عَنْ عَبْدِ اللَّهِ بْنِ عَبَّاسٍ أَنَّهُ مَاتَ ابْنٌ لَهُ بِقُدَيْدٍ أَوْ بِعُسْفَانَ فَقَالَ يَا كُرَيْبُ انْظُرْ مَا اجْتَمَعَ لَهُ مِنْ النَّاسِ قَالَ فَخَرَجْتُ فَإِذَا نَاسٌ قَدْ اجْتَمَعُوا لَهُ فَأَخْبَرْتُهُ فَقَالَ تَقُولُ هُمْ أَرْبَعُونَ قَالَ نَعَمْ قَالَ أَخْرِجُوهُ فَإِنِّي سَمِعْتُ رَسُولَ اللَّهِ صَلَّى اللَّهُ عَلَيْهِ وَسَلَّمَ يَقُولُ مَا مِنْ رَجُلٍ مُسْلِمٍ يَمُوتُ فَيَقُومُ عَلَى جَنَازَتِهِ أَرْبَعُونَ رَجُلًا لَا يُشْرِكُونَ بِاللَّهِ شَيْئًا إِلَّا شَفَّعَهُمْ اللَّهُ فِيهِ (رواه مسلم: ٩٤٨)
Artinya: hadis dari Ibnu Abbas bahwa anaknya telah meninggal di kawasan Qudaid atau ‘Usfan, maka ia pun berkata: “wahai Kuraib, lihatlah berapa orang yang berkumpul untuk menshalatkannya.” Kuraib berkata: maka aku pun keluar, ternyata orang-orang telah berkumpul untuk (menshalatkan)-nya. Lalu aku memberitahukannya kepada Ibnu Abbas, dan ia bertanya: “apakah jumlah mereka mencapai empat puluh orang?” Kuraib menjawab: “ya.” Kemudian Ibnu Abbas berkata: “keluarkanlah mayit itu, karena aku telah mendengar Rasulullah SAW bersabda: ‘tidaklah seorang muslim meninggal dunia, dan dishalatkan oleh lebih dari empat puluh orang, yang mana mereka tidak menyekutukan Allah, niscaya Allah akan mengabulkan do’a mereka untuknya.'” (HR Muslim: 948).
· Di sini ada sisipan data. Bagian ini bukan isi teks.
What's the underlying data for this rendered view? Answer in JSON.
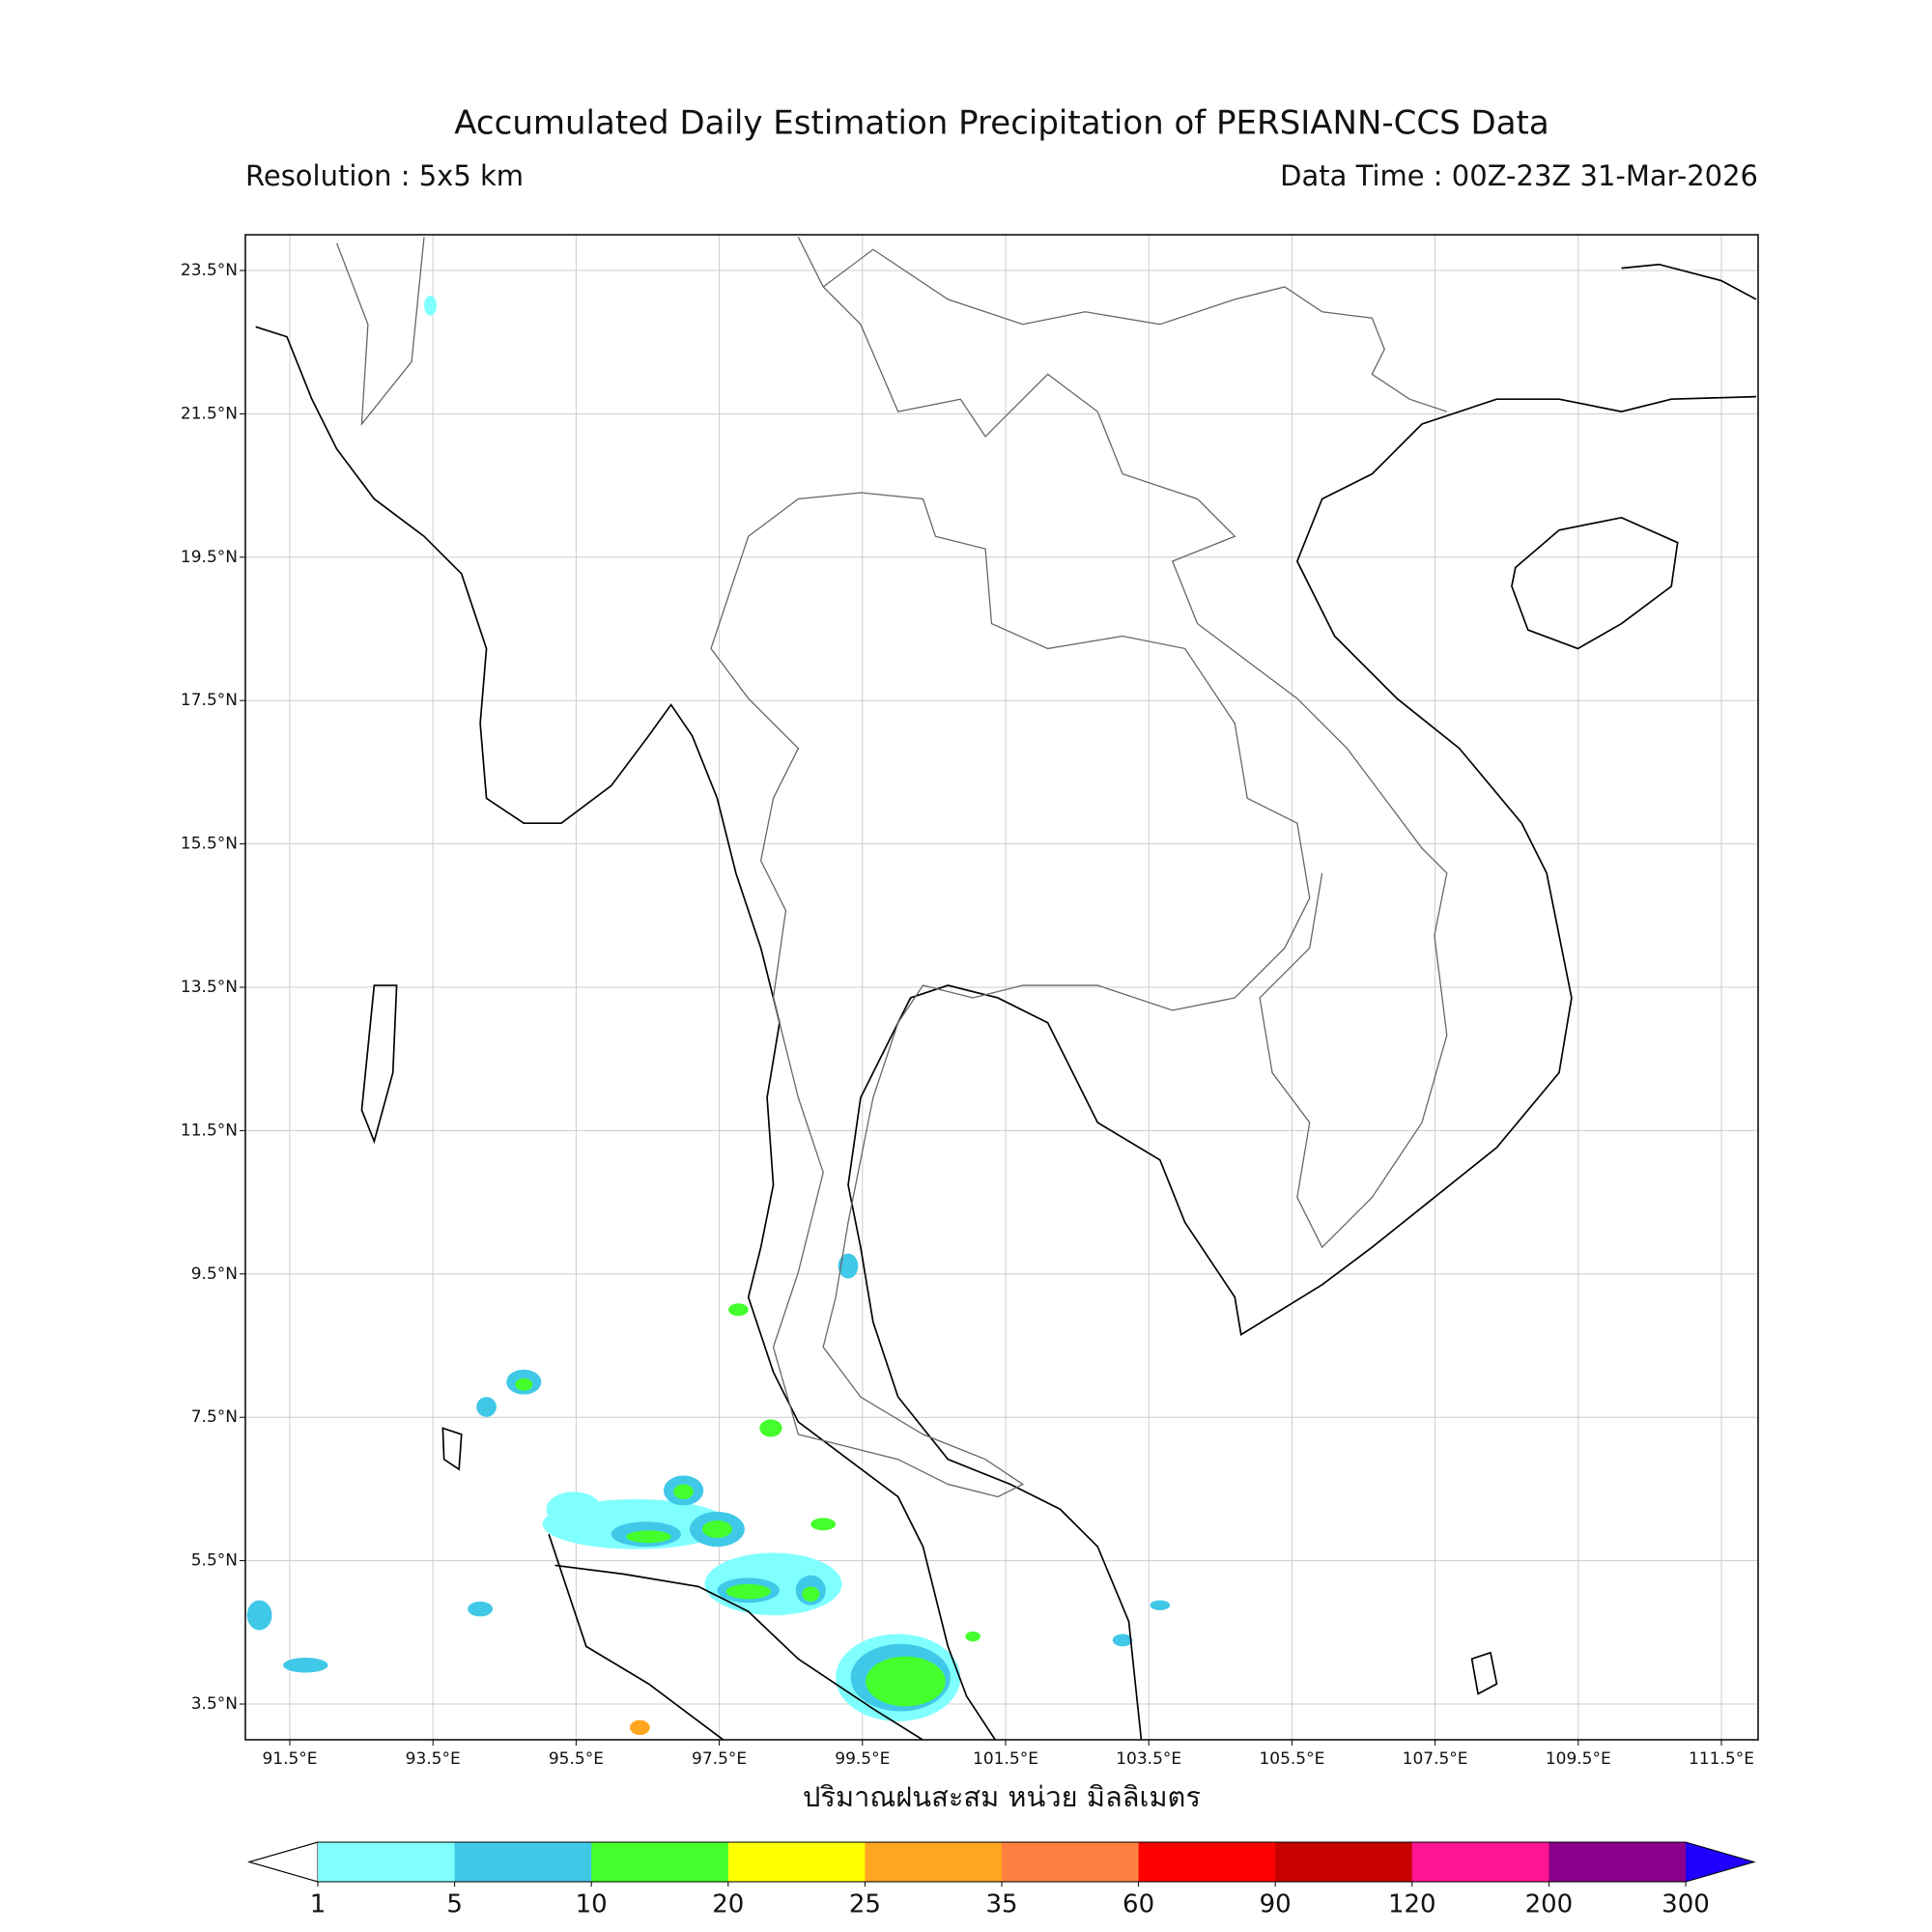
{
  "map": {
    "title": "Accumulated Daily Estimation Precipitation of PERSIANN-CCS Data",
    "resolution": "Resolution : 5x5 km",
    "data_time": "Data Time : 00Z-23Z 31-Mar-2026",
    "lat_ticks": [
      "23.5°N",
      "21.5°N",
      "19.5°N",
      "17.5°N",
      "15.5°N",
      "13.5°N",
      "11.5°N",
      "9.5°N",
      "7.5°N",
      "5.5°N",
      "3.5°N"
    ],
    "lon_ticks": [
      "91.5°E",
      "93.5°E",
      "95.5°E",
      "97.5°E",
      "99.5°E",
      "101.5°E",
      "103.5°E",
      "105.5°E",
      "107.5°E",
      "109.5°E",
      "111.5°E"
    ],
    "xlabel": "ปริมาณฝนสะสม หน่วย มิลลิเมตร",
    "colorbar": {
      "levels": [
        "1",
        "5",
        "10",
        "20",
        "25",
        "35",
        "60",
        "90",
        "120",
        "200",
        "300"
      ],
      "colors": [
        "#80ffff",
        "#40c8e8",
        "#44ff2c",
        "#ffff00",
        "#ffa520",
        "#ff8040",
        "#ff0000",
        "#c80000",
        "#ff1493",
        "#8b008b"
      ],
      "under_color": "#ffffff",
      "over_color": "#2000ff"
    }
  }
}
Hadis ini menjelaskan bahwa kehadiran empat puluh orang muslim yang bertauhid (tidak menyekutukan Allah) dalam shalat jenazah seseorang adalah sebab diterimanya syafaat untuk si mayit. Syarat utama bagi jamaah yang shalat adalah: “لَا يُشْرِكُونَ بِاللَّهِ شَيْئًا” tidak menyekutukan Allah dengan apapun. Ini menekankan pentingnya keimanan yang murni dalam memberikan dampak spiritual kepada orang lain, bahkan setelah mereka meninggal. Syafaat dalam hadis ini adalah permohonan dan doa orang-orang yang menyalatkan, yang dikabulkan Allah, sehingga si mayit mendapat pengampunan atau keringanan siksa. Angka empat puluh orang disebutkan secara spesifik dalam hadis ini. Ini bisa menjadi ukuran minimal jamaah shalat jenazah yang diharapkan dapat membawa syafaat.